Swiss bank Credit Suisse has apologised for a performance by a Black dancer as a janitor sweeping the floor at a party attended by its former CEO, Ivorian Tidjane Thiam.
Last November, Tidjane Thiam, then CEO of Credit Suisse, walked out of a party given by a colleague in Zurich after a Black dancer came onstage dressed as a janitor, reports the New York Times. The Ivorian banker later returned to the party, where he was the sole Black guest, only to be “astonished again” at the sight of friends of the host performing in Afro wigs.
For the NYT this was just one in a series of “painful incidents” during Thiam’s five years as the world’s only Black CEO of a major bank, and it came just three months before he was forced to resign his leadership of the bank.
“What’s clear is that Mr. Thiam never stopped being seen in Switzerland as someone who didn’t belong,” says the NYT.
Credit Suisse apologises
The British Labour MP Rushanara Ali told the UK’s Guardian newspaper that she was “shocked and appalled” by the news of the dancing act.
“At a time when racial division and intolerance is rising across US and the UK, it is vital that all our institutions, including the banking sector, play their part in stamping out racism and intolerance of all forms,” she said.
Credit Suisse told the Guardian that there was never any intention to cause offence at the party and it was “sorry for any offence caused”. A spokesperson told the Guardian that the bank “is strongly committed to equality, diversity and supporting all our employees”.

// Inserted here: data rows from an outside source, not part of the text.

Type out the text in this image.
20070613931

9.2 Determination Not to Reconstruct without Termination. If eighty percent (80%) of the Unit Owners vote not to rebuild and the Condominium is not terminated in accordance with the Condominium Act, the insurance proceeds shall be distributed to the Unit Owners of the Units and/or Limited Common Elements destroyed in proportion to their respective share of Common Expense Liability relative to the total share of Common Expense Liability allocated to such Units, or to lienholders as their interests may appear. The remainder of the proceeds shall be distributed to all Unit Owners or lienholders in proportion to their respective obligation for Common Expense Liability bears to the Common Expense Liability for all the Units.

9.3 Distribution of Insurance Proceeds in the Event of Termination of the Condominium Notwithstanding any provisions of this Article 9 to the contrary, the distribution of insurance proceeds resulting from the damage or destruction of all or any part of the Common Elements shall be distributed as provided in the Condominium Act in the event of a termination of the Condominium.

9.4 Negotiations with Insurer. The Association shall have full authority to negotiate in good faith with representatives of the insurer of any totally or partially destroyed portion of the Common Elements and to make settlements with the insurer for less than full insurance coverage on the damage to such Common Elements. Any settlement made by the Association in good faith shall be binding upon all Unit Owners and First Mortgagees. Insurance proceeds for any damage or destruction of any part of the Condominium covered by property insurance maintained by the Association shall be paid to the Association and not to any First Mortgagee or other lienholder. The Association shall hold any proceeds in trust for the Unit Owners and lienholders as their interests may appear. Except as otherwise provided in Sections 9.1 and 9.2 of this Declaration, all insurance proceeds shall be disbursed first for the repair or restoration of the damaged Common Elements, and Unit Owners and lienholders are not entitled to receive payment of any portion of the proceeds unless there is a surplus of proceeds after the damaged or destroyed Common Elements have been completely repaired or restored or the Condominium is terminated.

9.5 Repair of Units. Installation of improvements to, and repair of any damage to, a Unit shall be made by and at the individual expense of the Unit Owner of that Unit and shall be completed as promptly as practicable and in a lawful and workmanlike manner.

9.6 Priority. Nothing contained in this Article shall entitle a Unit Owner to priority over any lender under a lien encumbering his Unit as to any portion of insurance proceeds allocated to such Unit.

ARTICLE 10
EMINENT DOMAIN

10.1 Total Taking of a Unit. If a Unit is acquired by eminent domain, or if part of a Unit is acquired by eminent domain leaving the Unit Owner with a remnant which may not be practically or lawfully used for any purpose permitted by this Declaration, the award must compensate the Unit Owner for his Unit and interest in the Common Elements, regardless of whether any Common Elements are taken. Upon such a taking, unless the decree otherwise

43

Double-digit growth under Thiam’s leadership
Thiam was appointed CEO of Credit Suisse in March 2015 and subsequently turned round the fortunes of the ailing bank. He was forced to resign in the wake of a spying scandal of which he denied all knowledge. In his resignation speech he presented figures showing the bank’s wealth management business had expanded by double-digit figures for four years in a row under his leadership.
“Our restructuring was a success and our performance in 2019, the first year after this restructuring, illustrates how much the bank has changed since 2015,” he said.
“I would be curious to know if today [the Swiss] would finally have the honesty to recognise that seeing a Black man at the top of one of their most prestigious companies was unbearable,” Thiam’s sister Yamousso told the NYT.